The thinking girl's guide to serial monogamy.

Jan 28, 2003 | Despite the looming threat of repeated failure, people as a people are wildly optimistic about their prospects for love. In fact, get enough drinks in them, and just before they try to hug you, a surprising number of people will confess to a heartfelt belief that love is all there is in this crazy, mixed-up slag heap of a world.

While this belief is not entirely our fault, it's nothing to be proud of, either. Children who watch too much television harbor similar beliefs about sugary breakfast cereals, and we don't think them adorably romantic. What is love, anyway, aside from a liquor-fueled period of psychosis counteracted with a lifetime's worth of received romantic notions and a tingling sensation in the pants? Of course, it's love's mysterious qualities that account for a large part of its enduring entertainment value. Most of us are attracted to rare and mysterious things, like truffles and Greta Garbo. Too much information is almost always a turnoff. (Note how "Foie Gras" sounds delightful, yet "Spreadable Ruptured Liver" does not.) In fact, love is a nightmare of compromise and generosity.

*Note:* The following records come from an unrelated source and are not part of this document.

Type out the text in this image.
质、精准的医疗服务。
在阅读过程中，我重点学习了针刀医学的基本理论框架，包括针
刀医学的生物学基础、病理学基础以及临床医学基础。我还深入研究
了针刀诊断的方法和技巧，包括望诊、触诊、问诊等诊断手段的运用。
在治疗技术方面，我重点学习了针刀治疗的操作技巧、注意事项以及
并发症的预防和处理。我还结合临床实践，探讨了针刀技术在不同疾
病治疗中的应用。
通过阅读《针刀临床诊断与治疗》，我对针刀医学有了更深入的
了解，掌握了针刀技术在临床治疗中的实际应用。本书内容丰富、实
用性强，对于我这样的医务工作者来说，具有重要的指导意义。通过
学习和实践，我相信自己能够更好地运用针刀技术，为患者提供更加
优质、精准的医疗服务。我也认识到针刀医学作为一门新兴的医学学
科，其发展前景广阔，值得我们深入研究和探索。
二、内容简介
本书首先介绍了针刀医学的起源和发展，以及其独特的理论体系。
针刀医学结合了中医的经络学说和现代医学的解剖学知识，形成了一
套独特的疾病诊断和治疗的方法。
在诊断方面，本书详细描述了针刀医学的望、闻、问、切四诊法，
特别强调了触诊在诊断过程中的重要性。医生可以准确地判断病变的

Still, when it goes wrong, when it fails to appear, or when it comes home blind drunk at three A.M. and pees on the bed, we experience disappointment and a crushing sense of failure. This causes many of us to suffer from what my mother (a picturesque foreigner) amusingly calls "low self-steam." We blame ourselves. We vow to embark on a vigorous self-improvement program the very next day. We may even purchase a self-help manual, or maybe a mug with an encouraging saying on it. But the path to self-improvement can be an expensive and hazardous row to hoe, assuming one would even want to hoe a row in the first place. Most of us, on consideration, would prefer not to.

In such a climate, it is not easy to talk about serial monogamy. For one thing, we don't have the words. Look up the word "relationship" in the thesaurus, and right away you'll see the problem. "Blood relation" doesn't do it, unless you have an attractive cousin and have decided to take advantage of recent changes in the law. "Connection" seems a weak and rather tepid alternative, given the highly volatile nature of this particular type of "connection." "Dating" -- an antiquated word that refers to something people did in the fifties and stopped doing once it became okay to openly sleep around -- doesn't describe it either. Relationships can begin as early as the first "date," even if that "date," as such, never takes place.

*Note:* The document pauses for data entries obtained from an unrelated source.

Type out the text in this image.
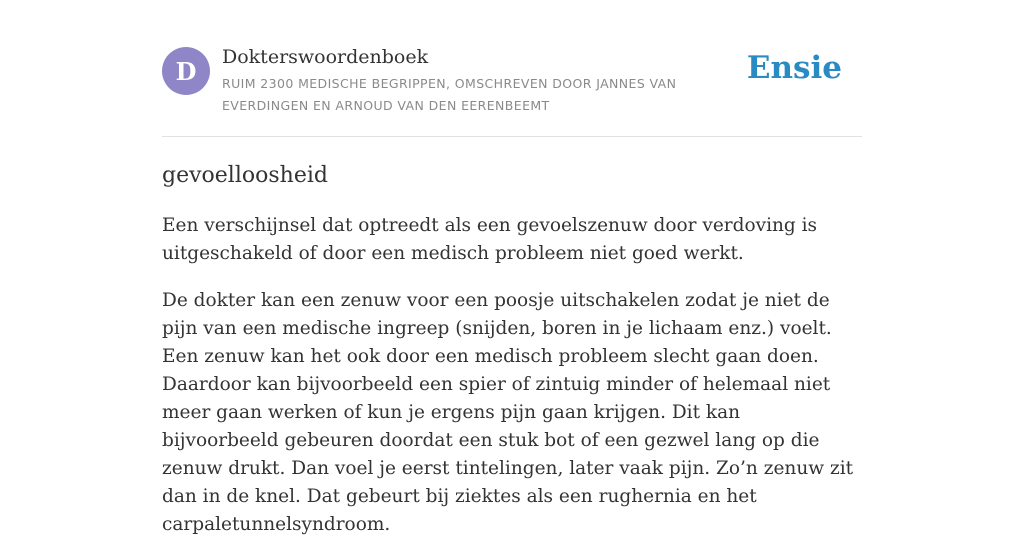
D	Dokterswoordenboek
RUIM 2300 MEDISCHE BEGRIPPEN, OMSCHREVEN DOOR JANNES VAN EVERDINGEN EN ARNOUD VAN DEN EERENBEEMT
Ensie
gevoelloosheid

Een verschijnsel dat optreedt als een gevoelszenuw door verdoving is uitgeschakeld of door een medisch probleem niet goed werkt.

De dokter kan een zenuw voor een poosje uitschakelen zodat je niet de pijn van een medische ingreep (snijden, boren in je lichaam enz.) voelt. Een zenuw kan het ook door een medisch probleem slecht gaan doen. Daardoor kan bijvoorbeeld een spier of zintuig minder of helemaal niet meer gaan werken of kun je ergens pijn gaan krijgen. Dit kan bijvoorbeeld gebeuren doordat een stuk bot of een gezwel lang op die zenuw drukt. Dan voel je eerst tintelingen, later vaak pijn. Zo’n zenuw zit dan in de knel. Dat gebeurt bij ziektes als een rughernia en het carpaletunnelsyndroom.
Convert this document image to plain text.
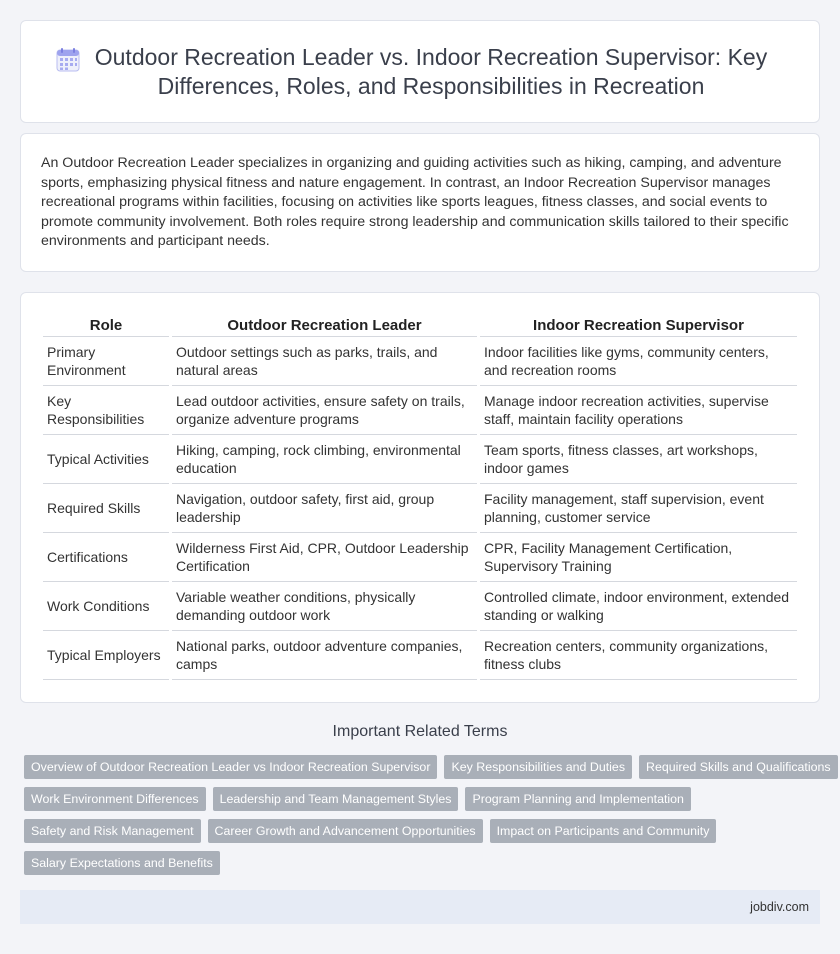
Outdoor Recreation Leader vs. Indoor Recreation Supervisor: Key Differences, Roles, and Responsibilities in Recreation

An Outdoor Recreation Leader specializes in organizing and guiding activities such as hiking, camping, and adventure sports, emphasizing physical fitness and nature engagement. In contrast, an Indoor Recreation Supervisor manages recreational programs within facilities, focusing on activities like sports leagues, fitness classes, and social events to promote community involvement. Both roles require strong leadership and communication skills tailored to their specific environments and participant needs.

Role	Outdoor Recreation Leader	Indoor Recreation Supervisor
Primary Environment	Outdoor settings such as parks, trails, and natural areas	Indoor facilities like gyms, community centers, and recreation rooms
Key Responsibilities	Lead outdoor activities, ensure safety on trails, organize adventure programs	Manage indoor recreation activities, supervise staff, maintain facility operations
Typical Activities	Hiking, camping, rock climbing, environmental education	Team sports, fitness classes, art workshops, indoor games
Required Skills	Navigation, outdoor safety, first aid, group leadership	Facility management, staff supervision, event planning, customer service
Certifications	Wilderness First Aid, CPR, Outdoor Leadership Certification	CPR, Facility Management Certification, Supervisory Training
Work Conditions	Variable weather conditions, physically demanding outdoor work	Controlled climate, indoor environment, extended standing or walking
Typical Employers	National parks, outdoor adventure companies, camps	Recreation centers, community organizations, fitness clubs
Important Related Terms
Overview of Outdoor Recreation Leader vs Indoor Recreation Supervisor	Key Responsibilities and Duties	Required Skills and Qualifications
Work Environment Differences	Leadership and Team Management Styles	Program Planning and Implementation
Safety and Risk Management	Career Growth and Advancement Opportunities	Impact on Participants and Community
Salary Expectations and Benefits
jobdiv.com
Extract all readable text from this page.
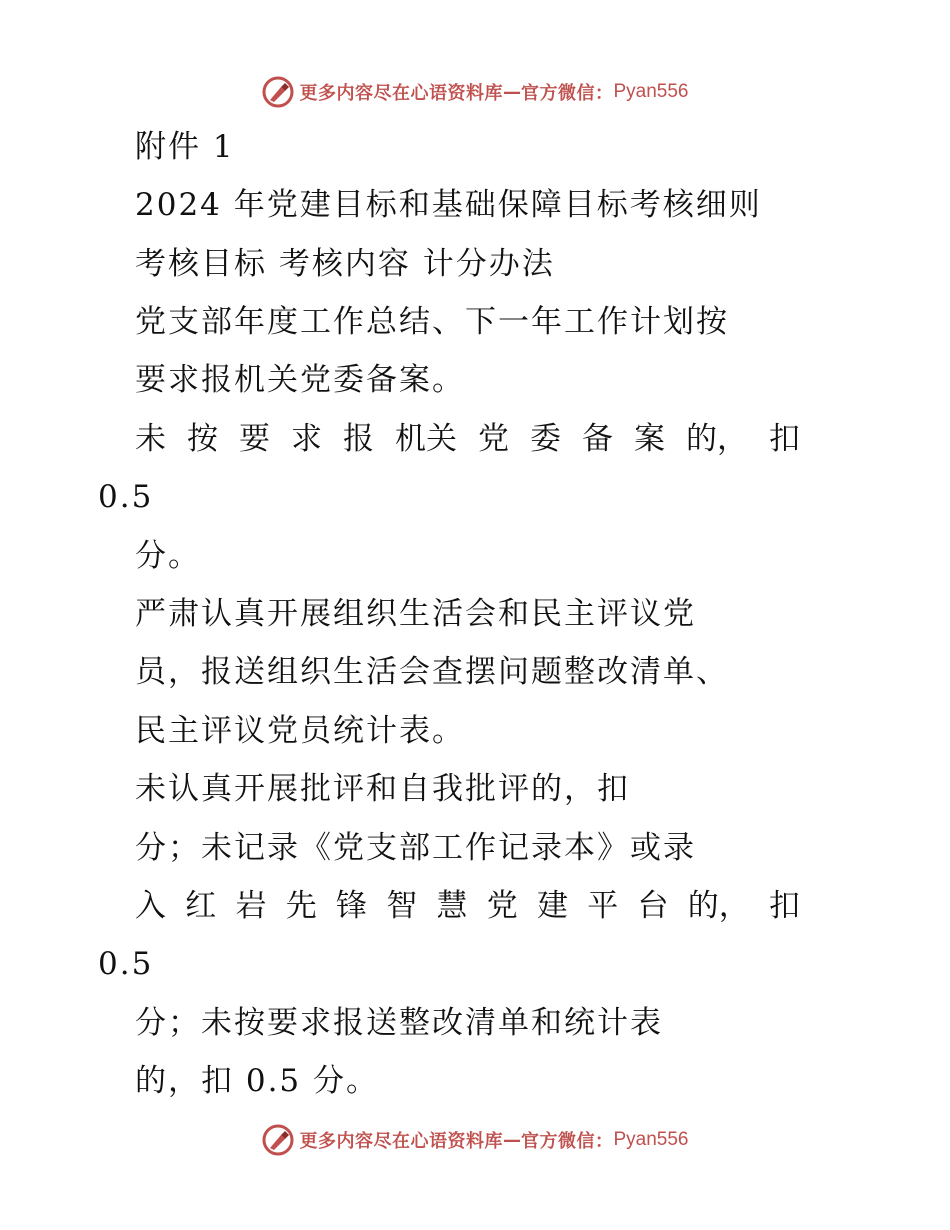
更多内容尽在心语资料库 — 官方微信： Pyan556
附件 1
2024 年党建目标和基础保障目标考核细则
考核目标 考核内容 计分办法
党支部年度工作总结、下一年工作计划按
要求报机关党委备案。
未 按 要 求 报 机关 党 委 备 案 的， 扣
0.5
分。
严肃认真开展组织生活会和民主评议党
员，报送组织生活会查摆问题整改清单、
民主评议党员统计表。
未认真开展批评和自我批评的，扣
分；未记录《党支部工作记录本》或录
入 红 岩 先 锋 智 慧 党 建 平 台 的， 扣
0.5
分；未按要求报送整改清单和统计表
的，扣 0.5 分。
更多内容尽在心语资料库 — 官方微信： Pyan556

"Do You Love Me or Am I Just Paranoid? The Serial Monogamist's Guide to Love"

By Carina Chocano
Villard Books
150 pages

Buy this book

But where are the words for that thing that happens when you meet someone (say, in college or at your first job or through a friend), hang out for a few weeks, keep hanging out for a few more years, and move in together, making sure not to purchase any big-ticket items together without holding on to the receipts? And what box do you check on your insurance forms when you've been living with the same person for five years but still aren't sure you want to get married because there are some things you have to work on first?

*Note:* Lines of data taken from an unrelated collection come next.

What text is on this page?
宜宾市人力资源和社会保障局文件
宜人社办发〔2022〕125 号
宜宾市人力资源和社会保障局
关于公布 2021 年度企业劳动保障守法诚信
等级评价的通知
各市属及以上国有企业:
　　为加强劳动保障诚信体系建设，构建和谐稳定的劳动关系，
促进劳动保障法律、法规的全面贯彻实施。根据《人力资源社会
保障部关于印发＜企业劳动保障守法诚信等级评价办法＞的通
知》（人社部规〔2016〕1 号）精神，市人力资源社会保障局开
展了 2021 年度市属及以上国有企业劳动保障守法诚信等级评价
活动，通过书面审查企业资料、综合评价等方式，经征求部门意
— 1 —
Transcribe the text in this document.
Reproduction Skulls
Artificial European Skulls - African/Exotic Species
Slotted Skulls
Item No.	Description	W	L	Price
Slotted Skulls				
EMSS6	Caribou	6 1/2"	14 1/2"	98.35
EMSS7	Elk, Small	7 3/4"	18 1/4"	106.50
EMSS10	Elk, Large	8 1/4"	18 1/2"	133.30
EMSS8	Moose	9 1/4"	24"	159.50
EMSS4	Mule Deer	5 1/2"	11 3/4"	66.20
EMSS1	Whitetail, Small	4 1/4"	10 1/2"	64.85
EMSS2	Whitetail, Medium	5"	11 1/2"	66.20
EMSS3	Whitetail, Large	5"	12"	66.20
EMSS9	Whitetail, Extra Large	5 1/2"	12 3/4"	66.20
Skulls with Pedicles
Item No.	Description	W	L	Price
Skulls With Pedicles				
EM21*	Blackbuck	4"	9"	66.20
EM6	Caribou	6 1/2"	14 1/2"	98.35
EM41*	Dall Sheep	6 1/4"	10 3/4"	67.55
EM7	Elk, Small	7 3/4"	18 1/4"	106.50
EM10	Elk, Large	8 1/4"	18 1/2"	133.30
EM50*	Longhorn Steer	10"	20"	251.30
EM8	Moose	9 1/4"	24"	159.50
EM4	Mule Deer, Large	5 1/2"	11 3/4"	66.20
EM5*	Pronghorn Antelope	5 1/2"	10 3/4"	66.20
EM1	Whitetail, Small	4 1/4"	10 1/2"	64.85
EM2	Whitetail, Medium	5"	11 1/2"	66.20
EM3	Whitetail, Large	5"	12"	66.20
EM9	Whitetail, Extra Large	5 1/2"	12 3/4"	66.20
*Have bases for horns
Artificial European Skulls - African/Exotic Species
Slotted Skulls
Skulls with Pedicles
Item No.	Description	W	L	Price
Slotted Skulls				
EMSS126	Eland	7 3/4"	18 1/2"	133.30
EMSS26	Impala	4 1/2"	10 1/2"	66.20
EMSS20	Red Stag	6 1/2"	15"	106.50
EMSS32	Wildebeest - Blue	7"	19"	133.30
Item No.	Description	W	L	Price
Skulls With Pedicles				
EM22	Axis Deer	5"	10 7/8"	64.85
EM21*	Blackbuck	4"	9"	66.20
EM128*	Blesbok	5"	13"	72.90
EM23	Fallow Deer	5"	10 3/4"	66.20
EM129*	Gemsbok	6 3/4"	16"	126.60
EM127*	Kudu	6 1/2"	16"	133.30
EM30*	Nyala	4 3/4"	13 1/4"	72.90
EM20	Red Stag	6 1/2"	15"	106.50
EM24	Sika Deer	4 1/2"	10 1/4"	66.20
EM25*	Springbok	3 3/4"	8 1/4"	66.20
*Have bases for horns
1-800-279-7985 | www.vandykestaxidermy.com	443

You know. Relationships. What's another word for them? It may very well be a semantic problem. As words go, "relationship" is conveniently elastic, and can be used to describe any number of associations, connections, affiliations, dalliances, flings, flirtations, long- and short-term bonds. In almost every instance, it is used to describe ambivalent sexual liaisons that are neither legally binding nor particularly exciting.

It is not known, exactly, when the word "relationship" came to replace other, more descriptive, terms like "courtship," "engagement," "marriage," "illicit extramarital love affair," and "rebound." Experts trace its modern usage back to a time when people were no longer forced to conduct their love affairs in private, but were still too embarrassed to use the word "lover" in public. Thankfully, this is still the case.

I do not claim to be an expert in the field of successful relationships. But if any subject lends itself to the sort of indolent, poorly researched, and whimsically half-cocked theories I will put forth in this mercifully slim volume, it's the practice of segueing from one committed relationship to another without pausing to consider why one is segueing from one committed relationship to another.

Is there advice contained in this book? Yes, but it's terrible. On the other hand, it's probably just the sort you generally give yourself, so there's no hard work involved. If you follow it, you will learn how to leap blindly from relationship to relationship, how to ignore your better instincts, how to drag out a doomed affair, how to enter into an exciting rebound, how to make the most of your ex-girlfriend persona, and more -- just like you've been doing all along. The fact is that serial monogamy is now the norm. Consequently, there's no reason to keep looking upon it as some kind of repetitive failure pattern. Maybe we should just start regarding it as a flower pattern or paisley.